All third-party custodians should make every effort to provide RIAs with the ability to exercise these rights while the assets are still under their custody and should take commercially reasonable actions to exercise any rights related to on-chain assets when authorized by RIAs.
Before transferring assets out of custody to exercise rights related to a specific crypto asset, RIAs or custodians must first determine in writing whether the rights can be exercised without transferring the assets out of custody.
Principle 4: Crypto Asset Custody Rules Should Be Flexible to Achieve Best Execution
RIAs have a duty of best execution when trading assets. To this end, RIAs may transfer assets to crypto trading platforms to ensure the best execution of those assets, regardless of the status of the assets or custodians, provided that RIAs have taken necessary steps to ensure the security of the trading venue, or that RIAs have transferred crypto assets to entities regulated by that legislation after the finalization of crypto market structure legislation.

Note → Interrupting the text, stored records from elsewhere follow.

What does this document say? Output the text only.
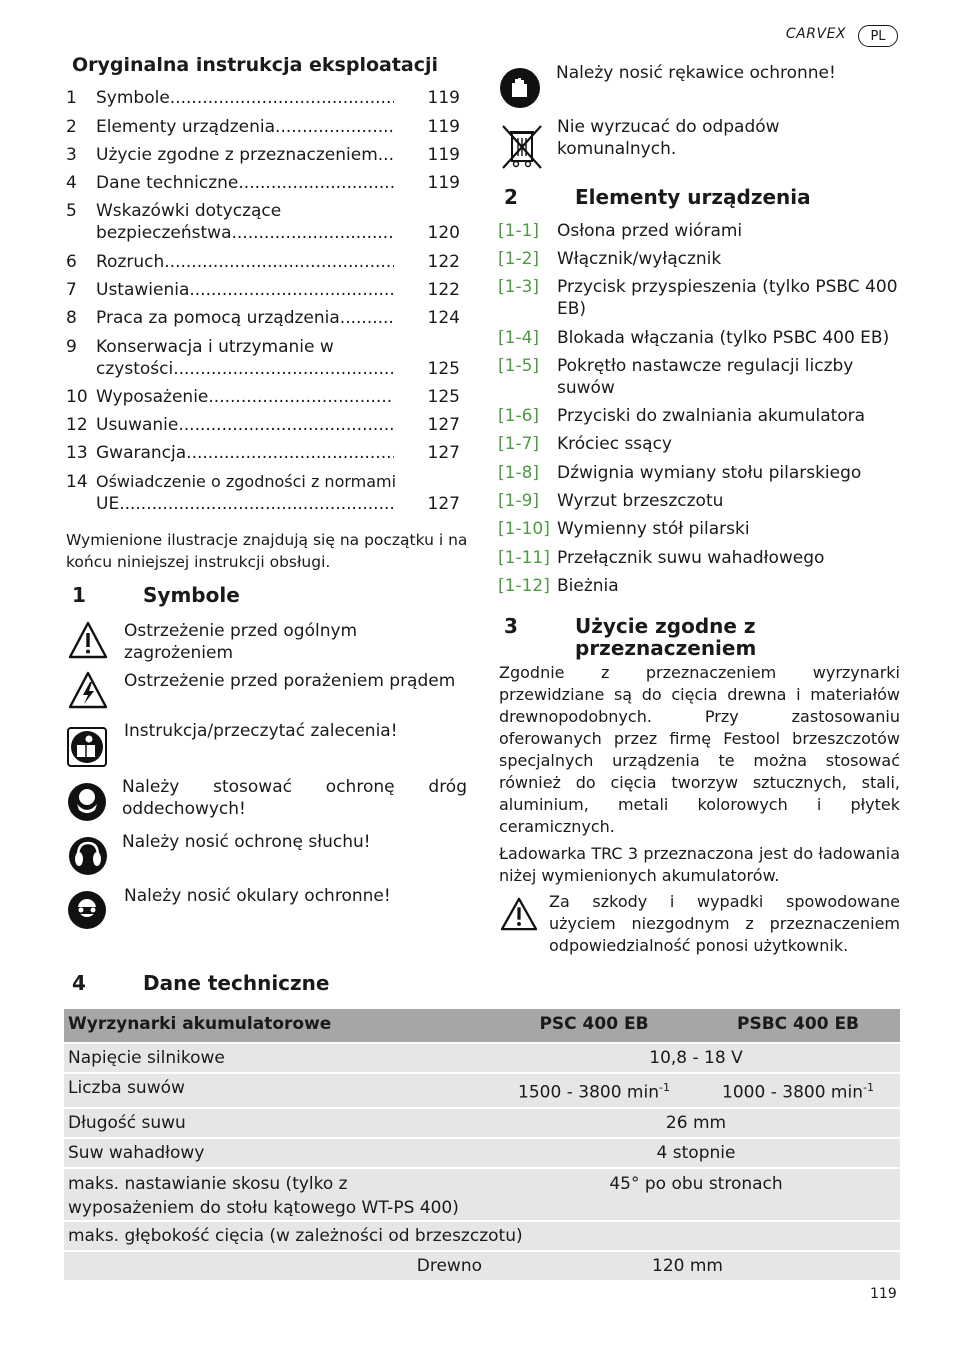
CARVEX	PL
Oryginalna instrukcja eksploatacji
1 Symbole .....	119
2 Elementy urządzenia .....	119
3 Użycie zgodne z przeznaczeniem .....	119
4 Dane techniczne .....	119
5 Wskazówki dotyczące
bezpieczeństwa .....	120
6 Rozruch .....	122
7 Ustawienia .....	122
8 Praca za pomocą urządzenia .....	124
9 Konserwacja i utrzymanie w
czystości .....	125
10 Wyposażenie .....	125
12 Usuwanie .....	127
13 Gwarancja .....	127
14 Oświadczenie o zgodności z normami
UE .....	127
Wymienione ilustracje znajdują się na początku i na końcu niniejszej instrukcji obsługi.
1	Symbole
Ostrzeżenie przed ogólnym zagrożeniem
Ostrzeżenie przed porażeniem prądem
Instrukcja/przeczytać zalecenia!
Należy stosować ochronę dróg oddechowych!
Należy nosić ochronę słuchu!
Należy nosić okulary ochronne!
Należy nosić rękawice ochronne!
Nie wyrzucać do odpadów komunalnych.
2	Elementy urządzenia
[1-1] Osłona przed wiórami
[1-2] Włącznik/wyłącznik
[1-3] Przycisk przyspieszenia (tylko PSBC 400 EB)
[1-4] Blokada włączania (tylko PSBC 400 EB)
[1-5] Pokrętło nastawcze regulacji liczby suwów
[1-6] Przyciski do zwalniania akumulatora
[1-7] Króciec ssący
[1-8] Dźwignia wymiany stołu pilarskiego
[1-9] Wyrzut brzeszczotu
[1-10] Wymienny stół pilarski
[1-11] Przełącznik suwu wahadłowego
[1-12] Bieżnia
3	Użycie zgodne z przeznaczeniem
Zgodnie z przeznaczeniem wyrzynarki przewidziane są do cięcia drewna i materiałów drewnopodobnych. Przy zastosowaniu oferowanych przez firmę Festool brzeszczotów specjalnych urządzenia te można stosować również do cięcia tworzyw sztucznych, stali, aluminium, metali kolorowych i płytek ceramicznych.
Ładowarka TRC 3 przeznaczona jest do ładowania niżej wymienionych akumulatorów.
Za szkody i wypadki spowodowane użyciem niezgodnym z przeznaczeniem odpowiedzialność ponosi użytkownik.
4	Dane techniczne
Wyrzynarki akumulatorowe	PSC 400 EB	PSBC 400 EB
Napięcie silnikowe	10,8 - 18 V	
Liczba suwów	1500 - 3800 $\min^{-1}$	1000 - 3800 $\min^{-1}$
Długość suwu	26 mm	
Suw wahadłowy	4 stopnie	
maks. nastawianie skosu (tylko z
wyposażeniem do stołu kątowego WT-PS 400)	45° po obu stronach	
maks. głębokość cięcia (w zależności od brzeszczotu)		
Drewno	120 mm	
119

As long as RIAs determine that transferring crypto assets to a trading venue for best execution is a prudent move, such transfers should not be viewed as a departure from custody. This requires RIAs to reasonably determine that the venue is suitable for achieving best execution. If trades cannot be properly executed at that venue, the assets should be immediately returned to the crypto asset custodian.

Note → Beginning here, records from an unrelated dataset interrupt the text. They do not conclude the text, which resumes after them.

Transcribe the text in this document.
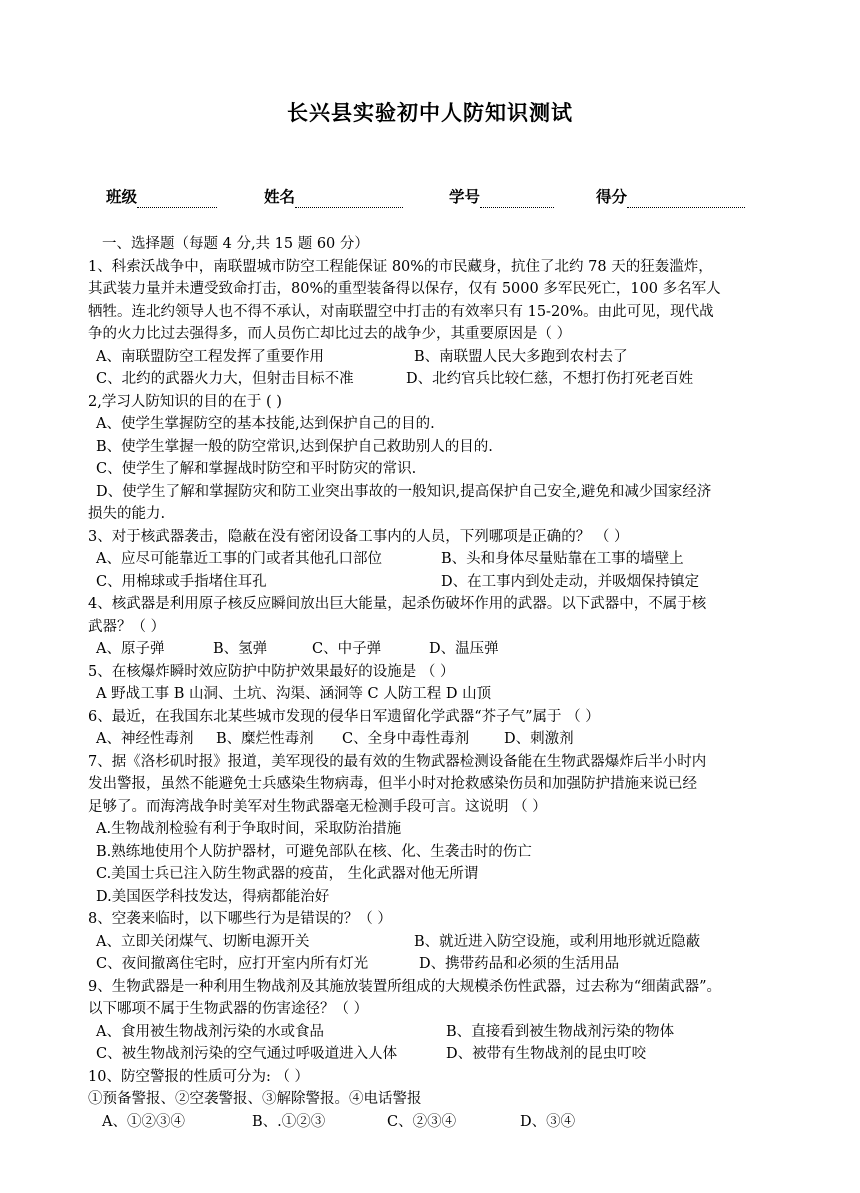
长兴县实验初中人防知识测试
班级	姓名	学号	得分
一、选择题（每题 4 分,共 15 题 60 分）
1、科索沃战争中，南联盟城市防空工程能保证 80%的市民藏身，抗住了北约 78 天的狂轰滥炸，
其武装力量并未遭受致命打击，80%的重型装备得以保存，仅有 5000 多军民死亡，100 多名军人
牺牲。连北约领导人也不得不承认，对南联盟空中打击的有效率只有 15-20%。由此可见，现代战
争的火力比过去强得多，而人员伤亡却比过去的战争少，其重要原因是（ ）
A、南联盟防空工程发挥了重要作用	B、南联盟人民大多跑到农村去了
C、北约的武器火力大，但射击目标不准	D、北约官兵比较仁慈，不想打伤打死老百姓
2,学习人防知识的目的在于 ( )
A、使学生掌握防空的基本技能,达到保护自己的目的.
B、使学生掌握一般的防空常识,达到保护自己救助别人的目的.
C、使学生了解和掌握战时防空和平时防灾的常识.
D、使学生了解和掌握防灾和防工业突出事故的一般知识,提高保护自己安全,避免和减少国家经济
损失的能力.
3、对于核武器袭击，隐蔽在没有密闭设备工事内的人员，下列哪项是正确的？ （ ）
A、应尽可能靠近工事的门或者其他孔口部位	B、头和身体尽量贴靠在工事的墙壁上
C、用棉球或手指堵住耳孔	D、在工事内到处走动，并吸烟保持镇定
4、核武器是利用原子核反应瞬间放出巨大能量，起杀伤破坏作用的武器。以下武器中，不属于核
武器？（ ）
A、原子弹	B、氢弹	C、中子弹	D、温压弹
5、在核爆炸瞬时效应防护中防护效果最好的设施是 （ ）
A 野战工事 B 山洞、土坑、沟渠、涵洞等 C 人防工程 D 山顶
6、最近，在我国东北某些城市发现的侵华日军遗留化学武器“芥子气”属于 （ ）
A、神经性毒剂 B、糜烂性毒剂 C、全身中毒性毒剂 D、刺激剂
7、据《洛杉矶时报》报道，美军现役的最有效的生物武器检测设备能在生物武器爆炸后半小时内
发出警报，虽然不能避免士兵感染生物病毒，但半小时对抢救感染伤员和加强防护措施来说已经
足够了。而海湾战争时美军对生物武器毫无检测手段可言。这说明 （ ）
A.生物战剂检验有利于争取时间，采取防治措施
B.熟练地使用个人防护器材，可避免部队在核、化、生袭击时的伤亡
C.美国士兵已注入防生物武器的疫苗， 生化武器对他无所谓
D.美国医学科技发达，得病都能治好
8、空袭来临时，以下哪些行为是错误的？（ ）
A、立即关闭煤气、切断电源开关	B、就近进入防空设施，或利用地形就近隐蔽
C、夜间撤离住宅时，应打开室内所有灯光	D、携带药品和必须的生活用品
9、生物武器是一种利用生物战剂及其施放装置所组成的大规模杀伤性武器，过去称为“细菌武器”。
以下哪项不属于生物武器的伤害途径？（ ）
A、食用被生物战剂污染的水或食品	B、直接看到被生物战剂污染的物体
C、被生物战剂污染的空气通过呼吸道进入人体	D、被带有生物战剂的昆虫叮咬
10、防空警报的性质可分为: （ ）
①预备警报、②空袭警报、③解除警报。④电话警报
A、①②③④	B、.①②③	C、②③④	D、③④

Principle 5: In Certain Circumstances, RIAs Should Be Allowed to Self-Custody
While using third-party custody should remain the primary option for crypto assets, RIAs should be allowed to self-custody crypto assets in the following circumstances:
RIAs determine that they cannot find a third-party custodian that meets their required protective measures;
The RIA's own custodial arrangements are at least as effective as the protective measures available from third-party custodians;
Self-custody is necessary to exercise any economic or governance rights related to the crypto assets.
When RIAs decide to self-custody crypto assets for these reasons, they must confirm annually that the circumstances justifying self-custody have not changed, disclose the self-custody situation to clients, and subject such crypto assets to the audit requirements of the Custody Rule.
The crypto asset custody approach based on these principles ensures that RIAs can adapt to the unique characteristics of crypto assets while fulfilling their fiduciary duties. By focusing on substantive protections rather than rigid classifications, these principles provide a pragmatic path forward for protecting client assets and unlocking asset functionalities. As the regulatory environment evolves, clear standards based on these protective measures will enable RIAs to manage crypto assets responsibly.